Kochani sytuacja w schronisku była niemal dramatyczna w wyniku czego Oli został, a za zgodą Anuli pojechała sunia, której zdjęcie przed chwilą wkleiła. Oli okazał się bardzo agresywny, pracownicy powiedzieli, że jest taki wobec ludzi. Obawiam się, że to był zbieg wielu okoliczności. Mało brakowało, a mój TZ wyszedłby w ogóle bez psiaków, ponieważ zdenerwowani pracownicy wypraszali ich ze schronu, zrobiło się nerwowe zamieszanie. Udało się tyle, że dwie sunie z jednego boksu (te na zdjęciach) dalej będą razem w hoteliku. Mam nadzieję, że będziecie na wątku terierkowatej dziewczynki, która podobno jest bardzo kochana, przytulaśna i potrzebująca człowieka. Może Tola będzie szczególnie obserwować Olivierka i następnym razem zrobimy kolejne podejście do wyciągnięcia właśnie jego.

Posted

pisze z telefonu. Jestem w pracy i aż się poryczałam. Biedny Oli pewnie agresja wynika ze strachu. Nie znam się nigdy nie miałam do czynienia z agresywnym psem. Kilka dni temu Bogusia pytala o te właśnie kosmatą sunieczke i los sprawil ze to ona jedzie do Hani. Dwa kochane słoneczka!!! Trzymam kciuki za podróż!!!

Posted

O nie .... szkoda Olinka. Fajnie że inna psinka pojedzie do szafirki ale on TAM jest bez szansy na adopcję.

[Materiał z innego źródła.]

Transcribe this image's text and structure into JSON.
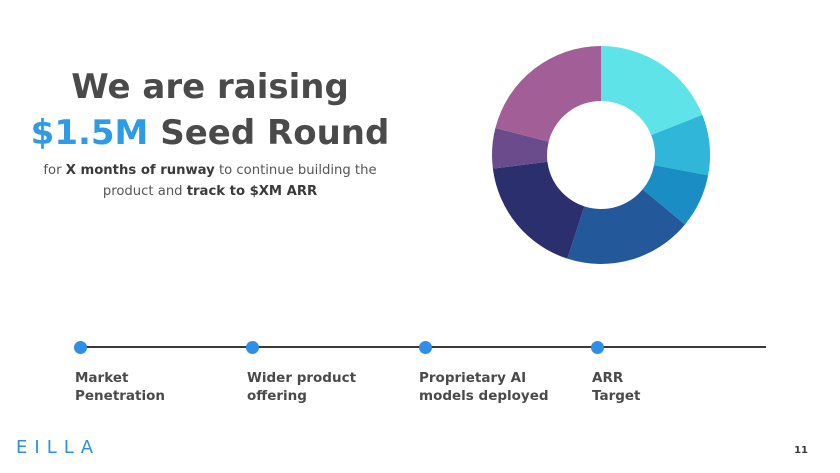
{
  "title": {
    "line1": "We are raising",
    "amount": "$1.5M",
    "line2_rest": " Seed Round"
  },
  "subtitle": {
    "part1": "for ",
    "highlight1": "X months of runway",
    "part2": " to continue building the product and ",
    "highlight2": "track to $XM ARR"
  },
  "donut": {
    "segments": [
      {
        "color": "#5ee3e8",
        "value": 19
      },
      {
        "color": "#2fb6d8",
        "value": 9
      },
      {
        "color": "#1a8ec4",
        "value": 8
      },
      {
        "color": "#23589b",
        "value": 19
      },
      {
        "color": "#2b2f6e",
        "value": 18
      },
      {
        "color": "#6a4c8c",
        "value": 6
      },
      {
        "color": "#a25f97",
        "value": 21
      }
    ]
  },
  "timeline": {
    "milestones": [
      {
        "line1": "Market",
        "line2": "Penetration"
      },
      {
        "line1": "Wider product",
        "line2": "offering"
      },
      {
        "line1": "Proprietary AI",
        "line2": "models deployed"
      },
      {
        "line1": "ARR",
        "line2": "Target"
      }
    ]
  },
  "footer": {
    "logo_letters": [
      "E",
      "I",
      "L",
      "L",
      "A"
    ],
    "page_number": "11"
  }
}
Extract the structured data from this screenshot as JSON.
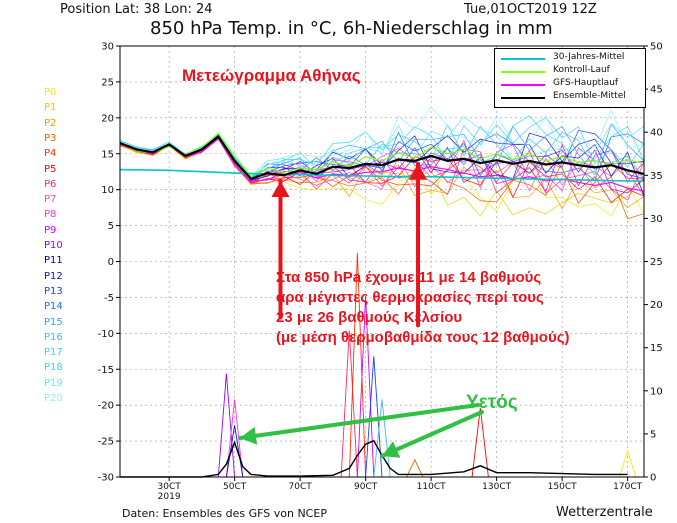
{
  "header": {
    "position": "Position   Lat: 38 Lon: 24",
    "date": "Tue,01OCT2019  12Z",
    "title": "850 hPa Temp. in °C, 6h-Niederschlag in mm",
    "footer": "Daten: Ensembles des GFS von NCEP",
    "brand": "Wetterzentrale"
  },
  "members": [
    {
      "label": "P0",
      "color": "#eeee00"
    },
    {
      "label": "P1",
      "color": "#e6cc00"
    },
    {
      "label": "P2",
      "color": "#f0a000"
    },
    {
      "label": "P3",
      "color": "#f06000"
    },
    {
      "label": "P4",
      "color": "#ff3000"
    },
    {
      "label": "P5",
      "color": "#ff0000"
    },
    {
      "label": "P6",
      "color": "#ff2a6a"
    },
    {
      "label": "P7",
      "color": "#ff48b0"
    },
    {
      "label": "P8",
      "color": "#ff30e0"
    },
    {
      "label": "P9",
      "color": "#d000ff"
    },
    {
      "label": "P10",
      "color": "#9a00ff"
    },
    {
      "label": "P11",
      "color": "#0000b0"
    },
    {
      "label": "P12",
      "color": "#1010d0"
    },
    {
      "label": "P13",
      "color": "#2040f0"
    },
    {
      "label": "P14",
      "color": "#2070ff"
    },
    {
      "label": "P15",
      "color": "#30a0ff"
    },
    {
      "label": "P16",
      "color": "#40b8ff"
    },
    {
      "label": "P17",
      "color": "#40d0ff"
    },
    {
      "label": "P18",
      "color": "#30d8e8"
    },
    {
      "label": "P19",
      "color": "#60e8f0"
    },
    {
      "label": "P20",
      "color": "#90f0ff"
    }
  ],
  "annotations": {
    "title": "Μετεώγραμμα Αθήνας",
    "text_lines": [
      "Στα 850 hPa έχουμε 11 με 14 βαθμούς",
      "άρα μέγιστες θερμοκρασίες περί τους",
      "23 με 26 βαθμούς Κελσίου",
      "(με μέση θερμοβαθμίδα τους 12 βαθμούς)"
    ],
    "rain_label": "Υετός"
  },
  "chart_data": {
    "type": "line",
    "title": "850 hPa Temp. in °C, 6h-Niederschlag in mm",
    "x_tick_labels": [
      "30CT\n2019",
      "50CT",
      "70CT",
      "90CT",
      "110CT",
      "130CT",
      "150CT",
      "170CT"
    ],
    "x_tick_days": [
      3,
      5,
      7,
      9,
      11,
      13,
      15,
      17
    ],
    "x_range_days": [
      1.5,
      17.5
    ],
    "y_left": {
      "label": "850 hPa Temp. in °C",
      "range": [
        -30,
        30
      ],
      "ticks": [
        30,
        25,
        20,
        15,
        10,
        5,
        0,
        -5,
        -10,
        -15,
        -20,
        -25,
        -30
      ]
    },
    "y_right": {
      "label": "6h-Niederschlag in mm",
      "range": [
        0,
        50
      ],
      "ticks": [
        50,
        45,
        40,
        35,
        30,
        25,
        20,
        15,
        10,
        5,
        0
      ]
    },
    "grid": "dashed",
    "legend_position": "top-right",
    "legend": [
      {
        "name": "30-Jahres-Mittel",
        "color": "#00c8c8"
      },
      {
        "name": "Kontroll-Lauf",
        "color": "#7fff00"
      },
      {
        "name": "GFS-Hauptlauf",
        "color": "#ff00ff"
      },
      {
        "name": "Ensemble-Mittel",
        "color": "#000000"
      }
    ],
    "series": [
      {
        "name": "30-Jahres-Mittel",
        "color": "#00c8c8",
        "x": [
          1.5,
          3,
          4,
          5,
          6,
          7,
          8,
          9,
          10,
          11,
          12,
          13,
          14,
          15,
          16,
          17,
          17.5
        ],
        "y": [
          12.8,
          12.7,
          12.5,
          12.3,
          12.2,
          12.1,
          12.0,
          11.9,
          11.8,
          11.8,
          11.7,
          11.6,
          11.5,
          11.4,
          11.3,
          11.2,
          11.2
        ]
      },
      {
        "name": "Ensemble-Mittel",
        "color": "#000000",
        "x": [
          1.5,
          2,
          2.5,
          3,
          3.5,
          4,
          4.5,
          5,
          5.5,
          6,
          6.5,
          7,
          7.5,
          8,
          8.5,
          9,
          9.5,
          10,
          10.5,
          11,
          11.5,
          12,
          12.5,
          13,
          13.5,
          14,
          14.5,
          15,
          15.5,
          16,
          16.5,
          17,
          17.5
        ],
        "y": [
          16.5,
          15.6,
          15.2,
          16.3,
          14.7,
          15.6,
          17.4,
          14.0,
          11.5,
          12.3,
          12.0,
          12.7,
          12.2,
          13.2,
          13.0,
          13.6,
          13.4,
          14.2,
          14.0,
          14.7,
          14.0,
          14.3,
          13.7,
          14.1,
          13.6,
          14.0,
          13.5,
          13.8,
          13.4,
          13.1,
          13.4,
          12.7,
          12.2
        ]
      },
      {
        "name": "Kontroll-Lauf",
        "color": "#7fff00",
        "x": [
          1.5,
          2,
          2.5,
          3,
          3.5,
          4,
          4.5,
          5,
          5.5,
          6,
          6.5,
          7,
          7.5,
          8,
          8.5,
          9,
          9.5,
          10,
          10.5,
          11,
          11.5,
          12,
          12.5,
          13,
          13.5,
          14,
          14.5,
          15,
          15.5,
          16,
          16.5,
          17,
          17.5
        ],
        "y": [
          16.6,
          15.4,
          15.1,
          16.0,
          14.9,
          15.9,
          17.8,
          14.6,
          11.9,
          13.0,
          12.4,
          13.0,
          12.8,
          13.9,
          13.2,
          14.6,
          14.0,
          15.1,
          14.4,
          15.9,
          15.0,
          15.6,
          14.3,
          15.0,
          14.2,
          15.0,
          14.0,
          14.6,
          13.8,
          14.0,
          13.5,
          14.2,
          13.6
        ]
      },
      {
        "name": "GFS-Hauptlauf",
        "color": "#ff00ff",
        "x": [
          1.5,
          2,
          2.5,
          3,
          3.5,
          4,
          4.5,
          5,
          5.5,
          6,
          6.5,
          7,
          7.5,
          8,
          8.5,
          9,
          9.5,
          10,
          10.5,
          11,
          11.5,
          12,
          12.5,
          13,
          13.5,
          14,
          14.5,
          15,
          15.5,
          16,
          16.5,
          17,
          17.5
        ],
        "y": [
          16.4,
          15.7,
          15.0,
          16.4,
          14.5,
          15.3,
          17.1,
          13.5,
          11.0,
          11.5,
          11.2,
          12.5,
          11.6,
          12.2,
          12.0,
          12.4,
          12.5,
          13.0,
          12.6,
          13.2,
          12.8,
          12.3,
          11.8,
          12.0,
          11.4,
          11.8,
          11.2,
          11.5,
          11.0,
          10.6,
          11.0,
          10.2,
          9.8
        ]
      }
    ],
    "precip_mean": {
      "name": "Ensemble-Mittel Niederschlag (mm)",
      "x": [
        1.5,
        3,
        4,
        4.5,
        4.75,
        5,
        5.25,
        5.5,
        6,
        7,
        8,
        8.5,
        8.75,
        9,
        9.25,
        9.5,
        9.75,
        10,
        11,
        12,
        12.5,
        13,
        14,
        15,
        16,
        17
      ],
      "y": [
        0,
        0,
        0,
        0.3,
        1.5,
        4.0,
        1.2,
        0.3,
        0.1,
        0.1,
        0.2,
        1.0,
        2.5,
        3.8,
        4.2,
        2.5,
        1.0,
        0.3,
        0.3,
        0.6,
        1.3,
        0.5,
        0.5,
        0.4,
        0.3,
        0.3
      ]
    },
    "precip_member_peaks": [
      {
        "x": 4.75,
        "y": 12.0,
        "member": "P10"
      },
      {
        "x": 5.0,
        "y": 9.0,
        "member": "P8"
      },
      {
        "x": 5.0,
        "y": 6.0,
        "member": "P12"
      },
      {
        "x": 8.5,
        "y": 17.0,
        "member": "P6"
      },
      {
        "x": 8.75,
        "y": 26.0,
        "member": "P4"
      },
      {
        "x": 9.0,
        "y": 21.0,
        "member": "P9"
      },
      {
        "x": 9.25,
        "y": 14.0,
        "member": "P13"
      },
      {
        "x": 9.5,
        "y": 9.0,
        "member": "P16"
      },
      {
        "x": 12.5,
        "y": 8.0,
        "member": "P5"
      },
      {
        "x": 10.5,
        "y": 2.0,
        "member": "P3"
      },
      {
        "x": 17.0,
        "y": 3.0,
        "member": "P0"
      }
    ]
  }
}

Jak Anula stworzy wątek zmienię na bazarku :(

 

Bardzo nerwowi Ci pracownicy schroniska.

Posted

No szkoda, szkoda,ale nie można ryzykować pogryzieniem Szafirki czy dziecka.

Jeżeli chodzi o schronisko, to my na ogół mamy małe pojecie jak funkcjonują psy w stadzie. Wystarczy ,że jeden czy dwa psy się nakręcą i uruchamia się kaskada zachowań agresywnych i wtedy dochodzi do pogryzień i zagryzień. Doświadczyłam tego jak były u nas w DT Zojka i Wiga i  wtedy zrozumiałam jaki jest mechanizm nakręcania się.

Całe szczęście,że mąż Szafirki nie pojechał na darmo.

Posted

Zatem i smutne wieści i dobre .... kibicowałam sercem Suni, cieszę się że wyjechała mimo że okoliczności przykre ....

Ogromnie żal mi Olinka .... kto w schronie zechce się nim zająć i znaleźć przyczynę agresywności, która najprawdopodobniej jest konsekwencją ogromnego stresu ...

Posted

Sądzę,że Hania opisze szerzej co zaszło w schronie jak TZ już przyjedzie,że pracownik i Oli tak się zachowywali.Nie było czasu rano na rozległe rozmowy,Głównie chodziło o szybkie podjęcie decyzji co robić,jakiego psiaka zabrać w zamian Olinka.Linia telefoniczna była otwarta Hania-TZ Hani i ja.Toli nie było rano w Schronisku-pracuje.Wiem jedno wszystkim psiakom nie da się pomóc,jedzie sunia i dobrze.Przynajmniej ona dostała szansę na nowe życie.Teraz trzeba będzie się skupić nad tym aby szybciutko znalazła domek,a w międzyczasie będziemy myśleć co zrobić z Olim,jak mu pomóc.Do tego musi być Tola,która jeździ do Schroniska i bardziej obeznana jest z tematem niż my.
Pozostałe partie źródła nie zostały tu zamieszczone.